Pubescent obsession and mental illness? Or true love? A tale told a million and one times. More referenced than any other work of fiction and rings a bell even to the Shakespeare illiterate. Romeo & Juliet have captured a generation’s imagination time and time again. Now it is EUSC’s turn to adapt the canon.
Edinburgh University’s Shakespeare Company brings its tenth annual production to the Pleasance. It begins with two body bags centre stage, a looming presence of fate. The ominous image is placed on a set stripped to the bare bones. Ensuring nothing distracts from the actors or their story. Simple props and furniture were used, of course including a white window frame.
The thrust staging meant I could see the fight scenes close up meaning nowhere to hide mistakes. The performers seemed to revel in this challenge. With the well-timed distractions and accurate noises, my eyes darted over the chaos and hit all the right marks. The amazingly well-hid blood packs and choreography really impressed me. Even managing to make the audience wince and groan with thuds and splashes of blood. They used the space well, even applying the usual no-no ‘backs to audience’ at pivotal times but due to staging worked very effectively.

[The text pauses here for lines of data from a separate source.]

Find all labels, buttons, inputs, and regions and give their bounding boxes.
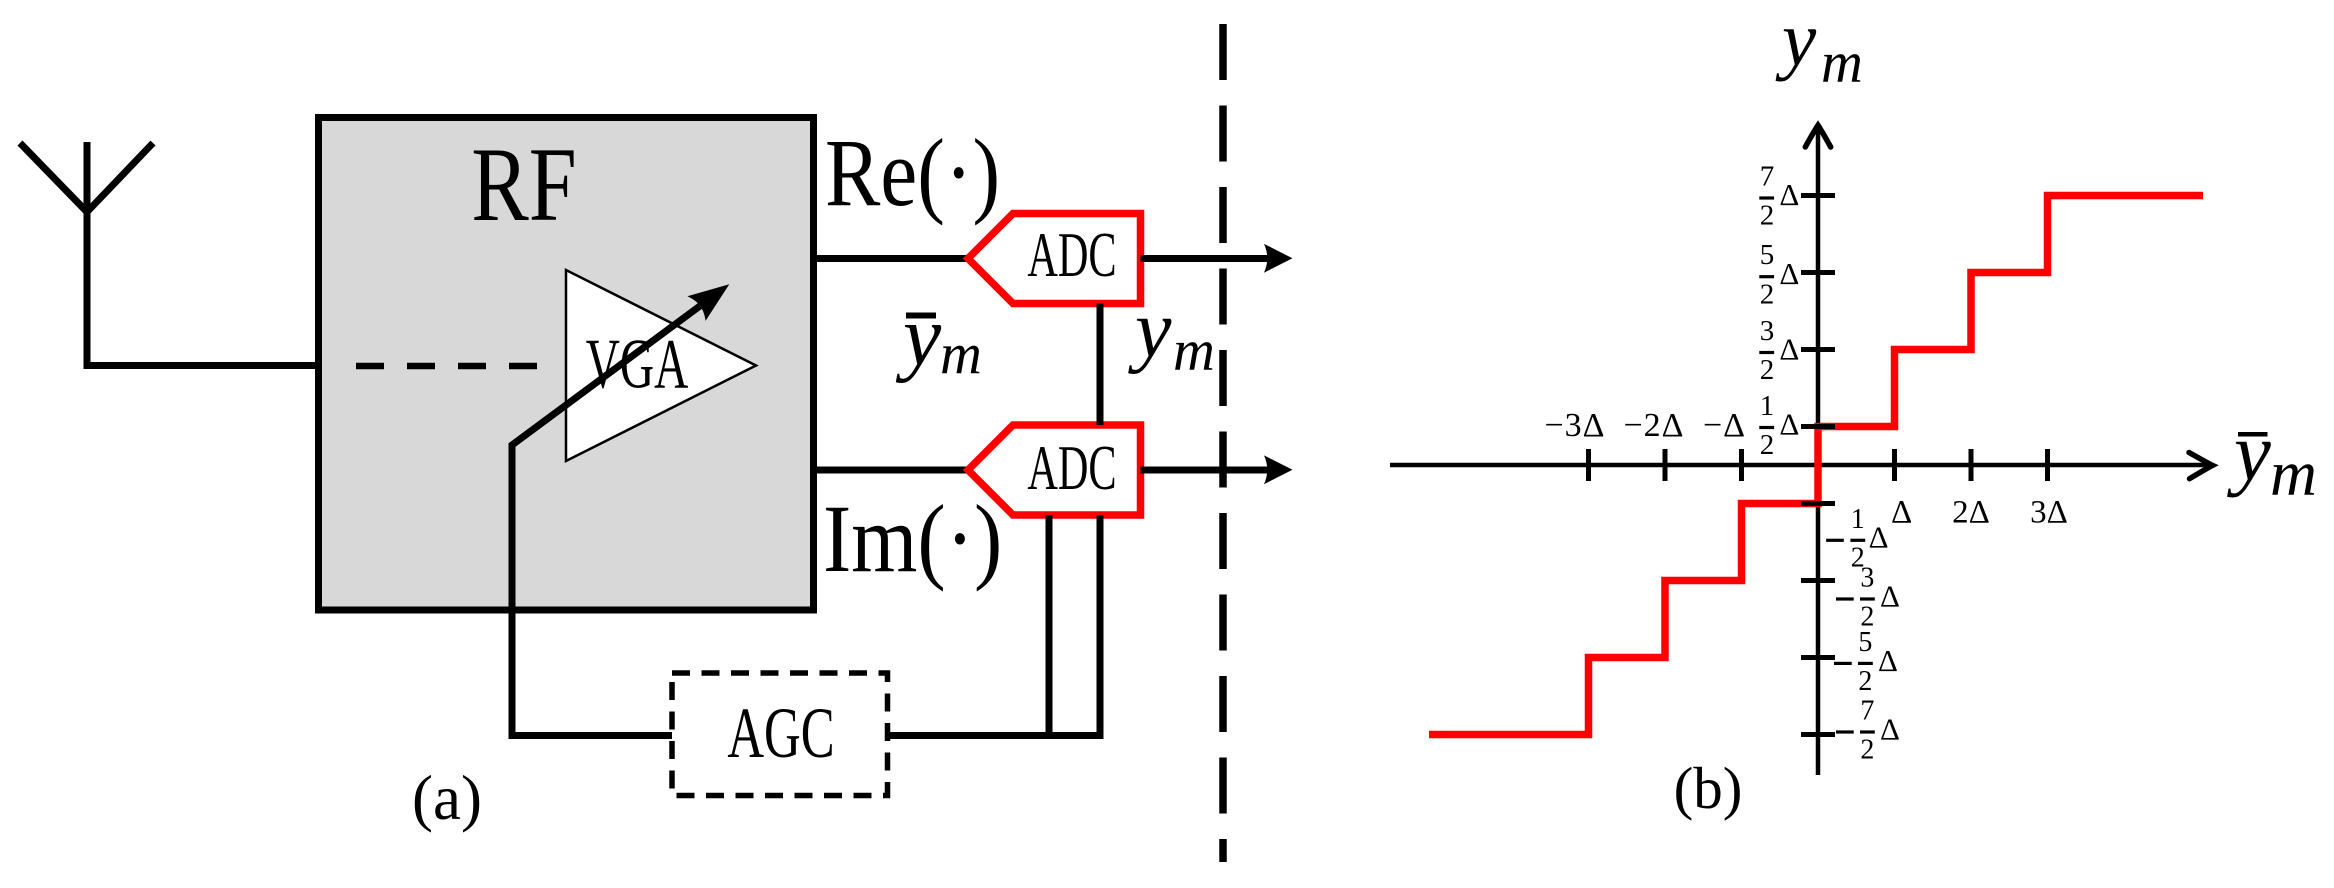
y_m node label bbox=[1128, 284, 1215, 383]
ybar_m node label bbox=[895, 288, 982, 387]
ADC2 output wire bbox=[1141, 467, 1269, 474]
y tick label 5/2 D bbox=[1759, 239, 1799, 310]
svg-text:1: 1 bbox=[1760, 390, 1775, 422]
svg-text:2Δ: 2Δ bbox=[1952, 495, 1990, 531]
RF block bbox=[319, 118, 814, 611]
svg-text:(a): (a) bbox=[412, 763, 482, 833]
svg-text:1: 1 bbox=[1851, 504, 1865, 535]
svg-text:Δ: Δ bbox=[1779, 177, 1799, 212]
svg-text:7: 7 bbox=[1760, 161, 1775, 193]
svg-text:ADC: ADC bbox=[1027, 433, 1116, 503]
y tick label 7/2 D bbox=[1759, 161, 1799, 232]
svg-text:2: 2 bbox=[1860, 734, 1874, 765]
svg-text:m: m bbox=[2270, 438, 2317, 510]
y axis bbox=[1816, 130, 1821, 775]
svg-text:RF: RF bbox=[471, 126, 576, 243]
ADC1 output arrow head bbox=[1264, 244, 1293, 273]
AGC dashed box bbox=[672, 673, 888, 796]
svg-text:Δ: Δ bbox=[1891, 495, 1912, 531]
svg-text:7: 7 bbox=[1860, 696, 1874, 727]
svg-text:ADC: ADC bbox=[1027, 220, 1116, 290]
y tick label 3/2 D bbox=[1759, 315, 1799, 386]
svg-text:2: 2 bbox=[1760, 278, 1775, 310]
svg-text:−2Δ: −2Δ bbox=[1623, 407, 1684, 444]
svg-text:Δ: Δ bbox=[1779, 407, 1799, 442]
ADC2 output arrow head bbox=[1264, 455, 1293, 484]
y ticks bbox=[1801, 196, 1835, 735]
svg-text:Δ: Δ bbox=[1880, 711, 1900, 746]
svg-text:m: m bbox=[1173, 318, 1215, 383]
y axis arrow head bbox=[1805, 125, 1830, 147]
y tick label -3/2 D bbox=[1836, 563, 1900, 633]
wire AGC to feedback bbox=[888, 732, 1104, 739]
y tick label -1/2 D bbox=[1826, 504, 1888, 574]
ADC1 output wire bbox=[1141, 255, 1269, 262]
wire ADC1 feedback down bbox=[1097, 515, 1104, 736]
x axis bbox=[1390, 463, 2208, 468]
antenna bbox=[20, 142, 321, 366]
gain arrow head bbox=[690, 286, 727, 318]
y tick label 1/2 D bbox=[1759, 390, 1799, 461]
svg-text:−Δ: −Δ bbox=[1703, 407, 1746, 444]
svg-text:5: 5 bbox=[1858, 627, 1872, 658]
svg-text:2: 2 bbox=[1760, 429, 1775, 461]
wire ADC2 feedback down bbox=[1046, 515, 1053, 739]
svg-text:m: m bbox=[940, 321, 982, 386]
VGA amplifier triangle bbox=[566, 270, 756, 461]
dashed separator line bbox=[1219, 24, 1227, 862]
wire RF to ADC1 bbox=[813, 255, 966, 262]
dashed gain line bbox=[356, 363, 537, 370]
svg-text:y: y bbox=[2227, 406, 2271, 498]
svg-text:VGA: VGA bbox=[586, 325, 689, 404]
y tick label -5/2 D bbox=[1834, 627, 1898, 697]
svg-text:5: 5 bbox=[1760, 239, 1775, 271]
svg-text:−3Δ: −3Δ bbox=[1544, 407, 1605, 444]
svg-text:y: y bbox=[895, 288, 942, 384]
svg-text:3: 3 bbox=[1860, 563, 1874, 594]
x axis title ybar_m bbox=[2227, 406, 2317, 510]
svg-text:AGC: AGC bbox=[727, 692, 834, 773]
svg-text:Δ: Δ bbox=[1878, 643, 1898, 678]
x ticks bbox=[1589, 449, 2048, 481]
svg-text:Δ: Δ bbox=[1869, 520, 1889, 555]
svg-text:Re(·): Re(·) bbox=[825, 120, 1000, 226]
quantizer staircase bbox=[1429, 196, 2203, 735]
wire RF to ADC2 bbox=[813, 467, 966, 474]
svg-text:2: 2 bbox=[1760, 200, 1775, 232]
svg-text:Δ: Δ bbox=[1779, 332, 1799, 367]
gain control wire bbox=[512, 306, 700, 736]
svg-text:y: y bbox=[1775, 0, 1817, 82]
svg-text:3Δ: 3Δ bbox=[2030, 495, 2068, 531]
ADC1 block bbox=[968, 214, 1141, 304]
svg-text:Δ: Δ bbox=[1779, 256, 1799, 291]
svg-text:Δ: Δ bbox=[1880, 578, 1900, 613]
svg-text:3: 3 bbox=[1760, 315, 1775, 347]
y tick label -7/2 D bbox=[1836, 696, 1900, 766]
svg-text:m: m bbox=[1821, 30, 1863, 95]
svg-text:2: 2 bbox=[1858, 666, 1872, 697]
svg-text:(b): (b) bbox=[1674, 755, 1743, 821]
svg-text:2: 2 bbox=[1760, 354, 1775, 386]
svg-text:Im(·): Im(·) bbox=[823, 485, 1002, 592]
wire ADC1 to ADC2 top bbox=[1097, 304, 1104, 426]
y axis title y_m bbox=[1775, 0, 1863, 95]
ADC2 block bbox=[968, 425, 1141, 515]
x axis arrow head bbox=[2189, 453, 2213, 479]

Romeo and friends enter the stage wearing school uniforms, a laddish group of drunken jokers with all their bravado and takeaways. An accurate representation of Romeo’s crew in the modern times. The blue ties along with well placed trouser stripes and belts, made me believe this adaptation was following the traditional red and blue colours for the Capulets and Montagues. I was even impressed to see Romeo remove his colour after meeting Juliet for the first time. But the colours became lost. Montagues with red socks but more glaringly the Nurse, Juliet and her mother all wearing blue. This became very distracting.
I managed to sit closest to the stage then at the back for Act three. In both positions the cast’s diction was quite clear which for Shakespeare is a must. Douglas Clark and Eliza Lawrence stand their own as Romeo and Juliet, thankfully never going over-the-top hysterics, but allowing the words the air to breathe. Lawrence in particular managed to portray a maturity to Juliet’s desperation and stirred sympathy for her heart-break. Will Peppercorn perfectly achieved Mercutio’s childish wit and whimsy with his great use of voice and clowning. Kirsten Millar’s doting Nurse effectively adapts the lovable Scottish Auntie whom the audience loved. Lucy Davidson captured the serene upper class, whose voice was the best RP in the cast. Billy Slater and Joe Christie added a lovable comic charm to the piece and really shone, we all wanted to see more of them.
The fourth act slowed its pace right down. In the case of the set changes, I believed it aired the tension and intensity quite well but the actors and lines also slowed right down which made the scenes drag unnecessarily. This meant the reactions to the many deaths, lost their genuine feeling at times and the franticness to find the ‘star crossed lovers’ was completely lost. The audience couldn’t believe in the stakes at the very end.
But overall this production showcased some real talent and was a professional, enjoyable experience.